D’autre part, si M. D… soutient qu’il devait être éloigné à destination de l’Espagne où résident régulièrement son épouse et ses six enfants, il ne conteste pas sérieusement, ainsi que la préfète de Meurthe-et-Moselle l’a relevé, ne pas être détenteur d’un titre de séjour espagnol en cours de validité à la date de la décision attaqué. Par suite, le requérant n’est pas davantage fondé à soutenir que la préfète de Meurthe-et-Moselle aurait méconnu les stipulations de l’article 8 de la convention européenne de sauvegarde des droits de l’homme et des libertés fondamentales en ne prévoyant pas expressément son éloignement à destination de l’Espagne, étant souligné que la décision contestée dispose que l’intéressé pourra être éloigné « à destination de tout (…) pays dans lequel il est légalement admissible ».
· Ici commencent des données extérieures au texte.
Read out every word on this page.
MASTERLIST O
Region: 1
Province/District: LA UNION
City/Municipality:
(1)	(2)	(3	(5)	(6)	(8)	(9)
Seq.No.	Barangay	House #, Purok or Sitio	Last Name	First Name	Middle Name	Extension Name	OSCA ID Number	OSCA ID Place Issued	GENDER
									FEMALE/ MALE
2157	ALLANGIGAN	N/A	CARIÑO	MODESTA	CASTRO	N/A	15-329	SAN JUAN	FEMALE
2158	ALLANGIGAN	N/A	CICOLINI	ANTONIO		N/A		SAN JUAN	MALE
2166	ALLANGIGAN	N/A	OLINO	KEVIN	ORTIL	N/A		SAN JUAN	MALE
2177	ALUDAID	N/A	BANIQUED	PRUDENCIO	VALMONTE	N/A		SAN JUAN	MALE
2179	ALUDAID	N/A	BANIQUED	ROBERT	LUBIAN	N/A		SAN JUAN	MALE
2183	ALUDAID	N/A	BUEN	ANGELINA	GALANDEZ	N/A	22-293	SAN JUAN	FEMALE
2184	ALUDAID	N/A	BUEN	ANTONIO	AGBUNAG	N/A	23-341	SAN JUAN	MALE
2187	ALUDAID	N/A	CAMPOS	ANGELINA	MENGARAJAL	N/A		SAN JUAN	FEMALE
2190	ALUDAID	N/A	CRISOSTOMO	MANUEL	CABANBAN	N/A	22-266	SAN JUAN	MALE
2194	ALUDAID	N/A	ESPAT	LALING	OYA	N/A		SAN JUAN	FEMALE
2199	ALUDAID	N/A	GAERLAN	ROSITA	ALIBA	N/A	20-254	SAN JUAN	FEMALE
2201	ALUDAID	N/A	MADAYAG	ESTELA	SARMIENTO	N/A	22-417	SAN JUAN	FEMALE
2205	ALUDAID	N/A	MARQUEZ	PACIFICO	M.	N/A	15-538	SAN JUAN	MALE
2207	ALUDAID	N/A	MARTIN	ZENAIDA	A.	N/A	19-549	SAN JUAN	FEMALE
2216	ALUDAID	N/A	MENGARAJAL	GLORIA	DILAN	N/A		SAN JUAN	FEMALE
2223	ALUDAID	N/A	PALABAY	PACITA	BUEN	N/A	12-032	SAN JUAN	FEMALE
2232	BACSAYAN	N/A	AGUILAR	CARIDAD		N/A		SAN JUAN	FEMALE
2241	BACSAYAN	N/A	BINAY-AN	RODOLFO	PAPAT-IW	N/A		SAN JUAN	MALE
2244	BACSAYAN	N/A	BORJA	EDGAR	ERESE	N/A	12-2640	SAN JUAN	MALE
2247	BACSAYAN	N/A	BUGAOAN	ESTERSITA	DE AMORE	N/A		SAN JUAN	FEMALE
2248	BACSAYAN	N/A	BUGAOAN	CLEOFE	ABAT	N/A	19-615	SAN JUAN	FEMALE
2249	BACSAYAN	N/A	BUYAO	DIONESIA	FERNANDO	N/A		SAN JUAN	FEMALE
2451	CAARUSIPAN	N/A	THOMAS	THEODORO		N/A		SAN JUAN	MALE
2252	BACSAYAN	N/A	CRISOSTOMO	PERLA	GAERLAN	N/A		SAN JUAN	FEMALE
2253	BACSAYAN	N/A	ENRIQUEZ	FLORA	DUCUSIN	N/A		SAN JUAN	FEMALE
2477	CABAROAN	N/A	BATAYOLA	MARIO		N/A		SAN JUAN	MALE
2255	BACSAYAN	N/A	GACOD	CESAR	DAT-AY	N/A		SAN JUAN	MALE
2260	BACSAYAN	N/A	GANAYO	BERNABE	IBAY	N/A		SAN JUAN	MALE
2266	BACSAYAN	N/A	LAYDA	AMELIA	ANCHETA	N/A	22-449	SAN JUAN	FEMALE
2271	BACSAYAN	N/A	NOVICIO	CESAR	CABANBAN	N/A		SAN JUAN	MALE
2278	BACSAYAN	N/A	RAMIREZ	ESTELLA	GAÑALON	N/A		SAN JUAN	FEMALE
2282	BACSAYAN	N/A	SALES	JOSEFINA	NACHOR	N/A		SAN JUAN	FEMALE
En dernier lieu, aux termes de l’article 3 de la convention européenne de sauvegarde des droits de l’homme et des libertés fondamentales : « Nul ne peut être soumis à la torture ni à des peines ou traitements inhumains ou dégradants ».
Si M. D… soutient que la décision litigieuse a été prise en méconnaissance des stipulations précitées de l’article 3 de la convention européenne de sauvegarde des droits de l’homme et des libertés fondamentales, il n’assortit pas son moyen des précisions suffisantes pour en apprécier le bien-fondé.
Il résulte de tout ce qui précède que la requête de M. D… doit être rejetée.
D E C I D E :
Article 1er : M. D… est admis, à titre provisoire, au bénéfice de l’aide juridictionnelle.
Article 2 : Le surplus des conclusions de la requête de M. D… est rejeté.
Article 3 : Le présent jugement sera notifié à M. C… D… et à la préfète de Meurthe-et-Moselle.
Rendu public par mise à disposition au greffe le 7 mai 2025.
Le magistrat désigné,
B. Coudert
La greffière,
F. Levaudel
La République mande et ordonne à la préfète de Meurthe-et-Moselle en ce qui la concerne ou à tous commissaires de justice à ce requis en ce qui concerne les voies de droit commun contre les parties privées, de pourvoir à l’exécution de la présente décision.